Es geht auch nicht ohne die politisch Engagierten, ohne die, die in öffentlichen Ämtern, Institutionen oder Parlamenten Verantwortung übernehmen. Die vielen, die nach dem 8-Stunden-Tag nicht nach Hause, sondern in den Gemeinderat gehen und über die Umgehungsstraße streiten. Auch das soll heute unser Zeichen sein: Wir machen die Spalterei nicht mit. Die politisch Engagierten, sie sind nicht „die da oben“ oder das sogenannte „Establishment“. Nein, sie sind Bürgerinnen und Bürger, die bereit sind, Verantwortung zu tragen. Ohne diese Bereitschaft funktioniert die Demokratie nicht. Und deshalb sagen wir heute Abend: Nicht gegen, sondern mit ihnen wollen wir zusammenstehen!
Aufmerksamkeit für Engagierte
Auch das gehört zu diesem Bürgerfest: Aufmerksamkeit für solche Ehrenamtlichen, von denen ich auch viele getroffen habe im Land. Es gibt Engagierte, die ernten im Alltag nicht Dank, nicht Lob – und nicht einmal Respekt. Sondern die werden beschimpft für ihre Arbeit. Die werden bedroht, weil sie Obdachlosen oder Flüchtlingen helfen, oder weil sie den Mund aufmachen. Bitte lassen Sie uns das heute geraderücken: Nicht diejenigen müssen sich rechtfertigen, die Mitmenschlichkeit beweisen, sondern die, die sie verweigern! Bitte lassen Sie uns heute deutlich zeigen: Gegen grundlose Wut, gegen Demokratieverachtung wollen wir zusammenstehen! In der Demokratie muss gestritten werden, notfalls auch laut, aber es geht nicht ohne den Willen zur Verständigung und nicht ohne Respekt vor anderen und den Institutionen der Demokratie. Denen, die jetzt wieder lautstark unterwegs sind mit der Parole: „Das System muss weg!“, die erinnere ich an die Folgen, die die Verachtung der ersten Demokratie auf deutschem Boden hatte. Und ich rufe ihnen zu: Verleumdet nicht die Demokratie als „System“! Oder mit den Worten von Berthold Kohler gestern aus der FAZ: „dass diese Republik bei allen Mängeln, Irrwegen und Versäumnissen die freieste und demokratischste ist, die es je auf deutschem Boden gab.“ Ein Land mit unserer Geschichte darf das niemals vergessen.
Demokratie braucht Haltung
Demokratie lebt nicht allein aus der Verfassung, aus geschriebenem Recht heraus. Demokratie braucht Haltung und Engagement. Demokratie verlangt Respekt und die Bereitschaft zum Kompromiss.
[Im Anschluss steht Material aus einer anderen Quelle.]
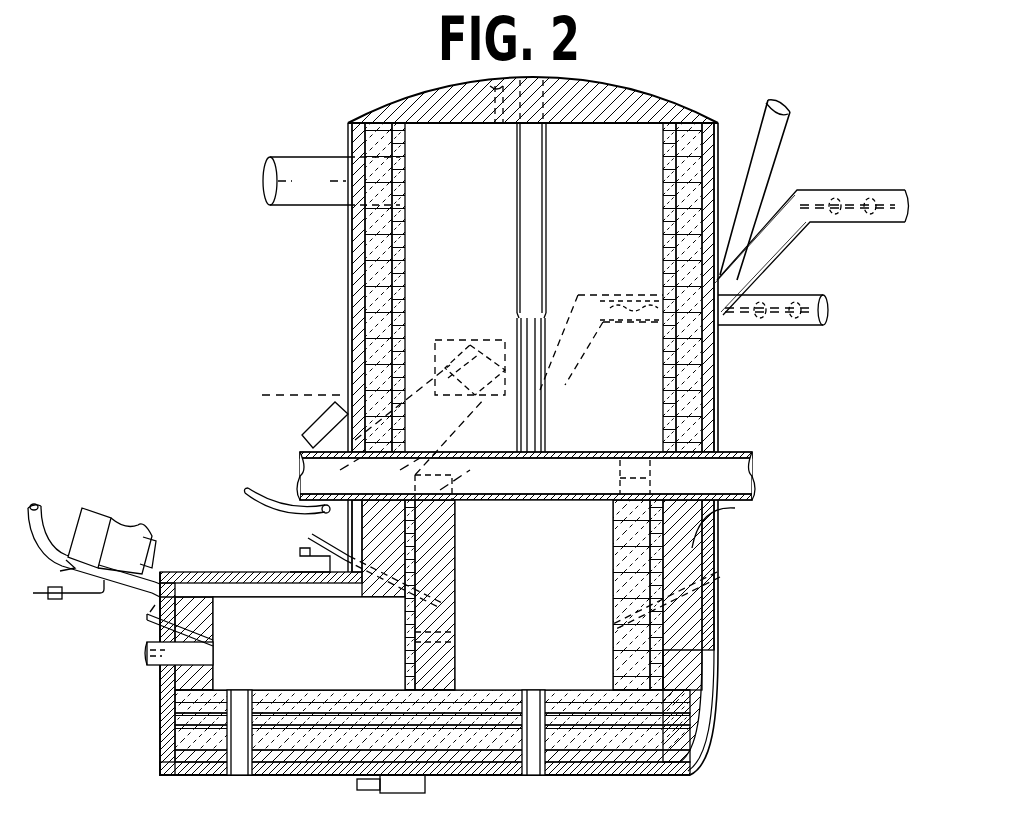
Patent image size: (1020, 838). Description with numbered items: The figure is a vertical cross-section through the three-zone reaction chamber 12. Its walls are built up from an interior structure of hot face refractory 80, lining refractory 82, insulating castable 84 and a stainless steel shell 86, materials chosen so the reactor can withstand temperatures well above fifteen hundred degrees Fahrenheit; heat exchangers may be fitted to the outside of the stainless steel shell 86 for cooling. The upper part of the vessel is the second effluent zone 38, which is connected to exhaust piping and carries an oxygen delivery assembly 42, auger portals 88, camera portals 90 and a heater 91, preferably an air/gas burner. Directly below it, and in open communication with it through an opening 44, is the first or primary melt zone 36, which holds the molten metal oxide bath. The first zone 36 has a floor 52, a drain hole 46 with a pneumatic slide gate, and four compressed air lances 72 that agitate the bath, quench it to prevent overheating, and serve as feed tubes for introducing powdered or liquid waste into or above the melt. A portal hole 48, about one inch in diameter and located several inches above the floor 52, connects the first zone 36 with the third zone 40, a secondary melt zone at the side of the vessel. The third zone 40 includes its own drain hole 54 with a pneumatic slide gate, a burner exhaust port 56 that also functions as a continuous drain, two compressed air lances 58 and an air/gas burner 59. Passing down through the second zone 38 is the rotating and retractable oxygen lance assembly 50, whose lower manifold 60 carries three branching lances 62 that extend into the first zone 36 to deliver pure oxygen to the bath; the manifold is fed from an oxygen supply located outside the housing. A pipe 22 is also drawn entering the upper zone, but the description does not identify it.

The reaction chamber 12 is at (630, 85).
The feed inlet pipe 22 is at (326, 198).
The first melt zone 36 is at (597, 677).
The second effluent zone 38 is at (475, 287).
The third zone 40 is at (317, 660).
The oxygen delivery assembly 42 is at (538, 194).
The opening 44 is at (617, 433).
The drain hole 46 is at (541, 777).
The portal hole 48 is at (453, 633).
The oxygen lance assembly 50 is at (560, 547).
The floor 52 is at (498, 673).
The drain hole 54 is at (237, 777).
The burner exhaust port 56 is at (148, 666).
The compressed air lances 58 is at (148, 620).
The air/gas burner 59 is at (50, 510).
The lower manifold 60 is at (518, 519).
The branching lances 62 is at (497, 575).
The compressed air lances 72 is at (305, 542).
The hot face refractory 80 is at (400, 223).
The lining refractory 82 is at (663, 260).
The insulating castable 84 is at (348, 276).
The stainless steel shell 86 is at (348, 326).
The auger portals 88 is at (840, 193).
The camera portals 90 is at (488, 90).
The heater 91 is at (320, 420).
Unsere Demokratie lebt von Menschen, die nicht nur danach fragen, was das Land für sie tut, sondern auch fragen, was sie für das Land tun können.
Menschen, die nicht nur schimpfen und meckern. Menschen, die anpacken und nicht nur Schuldige und Sündenböcke suchen. Menschen, die über den Tellerrand der eigenen Interessen hinausschauen und für Mitmenschen da sind. Menschen, die sich um mehr kümmern als nur sich selbst.
Kurz gesagt: Menschen wie Sie. Ohne Menschen wie Sie wären wir nicht dasselbe Land, wäre es ärmer und kälter um uns herum. Sie machen das Leben in unserem Land reich, wertvoll, lebenswert. Und Sie heute Abend hier im Park des Bellevue stehen für Hunderttausende und Millionen in ganz Deutschland. Das macht mich stolz auf unser Land und besonders auf Sie. Seien Sie es auch! Und nicht nur am heutigen Abend!
Danke, dass Sie hier sind – herzlich willkommen. Ich wünsche Ihnen ein entspanntes und fröhliches Bürgerfest!